Having products in the clinical stage of development could ease future fundraising efforts.
“It is much easier to raise funds as the programmes progress,” Ingram acknowledges. “There are still very, very clear returns, and I think there are many funds and investors who, as a strategy, prefer to focus only on clinical-stage programmes, and the number of investors who are comfortable investing in very early-stage programmes, at pre-clinical stage and concept stage, is far smaller.”
Investor interest in biotech
To be sure, the biotech sector has been attracting keen investor interest, amid a global pandemic that shone a spotlight on challenges in healthcare.
The sector has seen aggressive merger and acquisition activity, as big pharmaceutical firms seek access to novel therapies and technologies.
In a report, global consultancy PwC noted there was nearly $50 billion in healthcare M&A deals in the Asia Pacific last year. There were 976 deals in the pharmaceuticals and life sciences sector. Deal volume in this sector, particularly in the areas of oncology, cell and gene therapy, and next-generation biologics, is expected to drive M&A globally this year.

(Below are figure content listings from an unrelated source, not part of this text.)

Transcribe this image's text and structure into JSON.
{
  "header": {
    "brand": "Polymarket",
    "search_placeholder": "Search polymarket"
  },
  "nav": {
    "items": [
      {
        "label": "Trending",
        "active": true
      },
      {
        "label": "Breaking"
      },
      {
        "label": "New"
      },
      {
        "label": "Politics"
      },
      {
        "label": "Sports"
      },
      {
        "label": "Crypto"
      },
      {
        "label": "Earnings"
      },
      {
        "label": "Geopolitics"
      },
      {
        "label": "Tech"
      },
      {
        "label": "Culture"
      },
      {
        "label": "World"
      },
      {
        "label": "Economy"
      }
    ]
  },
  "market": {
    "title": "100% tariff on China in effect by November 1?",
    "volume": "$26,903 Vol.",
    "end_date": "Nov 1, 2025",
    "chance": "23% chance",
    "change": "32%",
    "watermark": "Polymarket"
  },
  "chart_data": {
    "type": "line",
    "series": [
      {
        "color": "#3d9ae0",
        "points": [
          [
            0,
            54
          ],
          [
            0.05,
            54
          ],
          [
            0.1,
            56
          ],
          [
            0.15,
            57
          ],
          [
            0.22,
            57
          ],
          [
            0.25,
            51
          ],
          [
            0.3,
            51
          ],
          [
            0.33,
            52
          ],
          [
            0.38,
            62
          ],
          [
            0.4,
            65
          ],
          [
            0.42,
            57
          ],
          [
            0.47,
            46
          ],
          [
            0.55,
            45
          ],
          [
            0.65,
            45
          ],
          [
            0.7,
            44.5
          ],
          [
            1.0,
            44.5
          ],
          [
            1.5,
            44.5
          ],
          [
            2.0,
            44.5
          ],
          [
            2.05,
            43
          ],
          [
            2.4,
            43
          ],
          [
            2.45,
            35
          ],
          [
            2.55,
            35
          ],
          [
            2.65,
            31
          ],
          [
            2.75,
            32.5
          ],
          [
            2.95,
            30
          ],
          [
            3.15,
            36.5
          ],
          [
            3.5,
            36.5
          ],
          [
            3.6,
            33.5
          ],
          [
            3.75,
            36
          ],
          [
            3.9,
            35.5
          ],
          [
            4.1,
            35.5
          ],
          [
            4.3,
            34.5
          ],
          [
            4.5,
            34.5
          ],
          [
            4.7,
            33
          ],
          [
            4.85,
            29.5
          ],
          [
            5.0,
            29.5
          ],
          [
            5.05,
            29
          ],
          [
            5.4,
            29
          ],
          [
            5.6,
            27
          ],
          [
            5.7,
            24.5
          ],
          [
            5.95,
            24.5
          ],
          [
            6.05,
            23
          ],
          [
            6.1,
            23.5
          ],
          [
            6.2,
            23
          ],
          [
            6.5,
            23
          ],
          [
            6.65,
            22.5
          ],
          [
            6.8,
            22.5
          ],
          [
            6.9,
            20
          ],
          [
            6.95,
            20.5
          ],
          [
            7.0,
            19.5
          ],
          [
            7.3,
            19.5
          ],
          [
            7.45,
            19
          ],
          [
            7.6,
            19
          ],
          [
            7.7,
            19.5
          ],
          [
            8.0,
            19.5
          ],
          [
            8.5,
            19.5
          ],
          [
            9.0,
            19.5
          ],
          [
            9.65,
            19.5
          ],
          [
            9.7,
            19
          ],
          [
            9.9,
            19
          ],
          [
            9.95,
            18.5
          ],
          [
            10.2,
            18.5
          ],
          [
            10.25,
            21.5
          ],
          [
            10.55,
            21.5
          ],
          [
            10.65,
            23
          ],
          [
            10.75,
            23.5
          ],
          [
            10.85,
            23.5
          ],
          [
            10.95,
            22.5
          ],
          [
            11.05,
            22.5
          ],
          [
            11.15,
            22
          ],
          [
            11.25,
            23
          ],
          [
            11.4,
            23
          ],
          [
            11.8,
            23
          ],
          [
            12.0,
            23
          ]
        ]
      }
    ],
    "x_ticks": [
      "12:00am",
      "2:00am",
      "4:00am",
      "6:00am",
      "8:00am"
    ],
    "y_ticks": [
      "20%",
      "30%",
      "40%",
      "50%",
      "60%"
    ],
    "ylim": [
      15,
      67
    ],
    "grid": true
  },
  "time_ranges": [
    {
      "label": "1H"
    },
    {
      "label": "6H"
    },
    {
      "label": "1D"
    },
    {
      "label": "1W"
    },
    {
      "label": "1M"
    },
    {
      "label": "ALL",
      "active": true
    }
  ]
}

Dealmaking has already begun in earnest. In January, French pharmaceutical giant Sanofi said it will pay $1.45 billion for a UK-based, clinical-stage drug and vaccine developer Kymab.
In December, German pharmaceutical Boehringer Ingelheim said it will pay $1.4 billion to acquire a Swiss biotech company working on targeted cancer treatment. A month earlier, Merck & Co agreed to pay nearly $3 billion to acquire a San Diego-based biotech working on antibodies for blood cancers and solid tumours.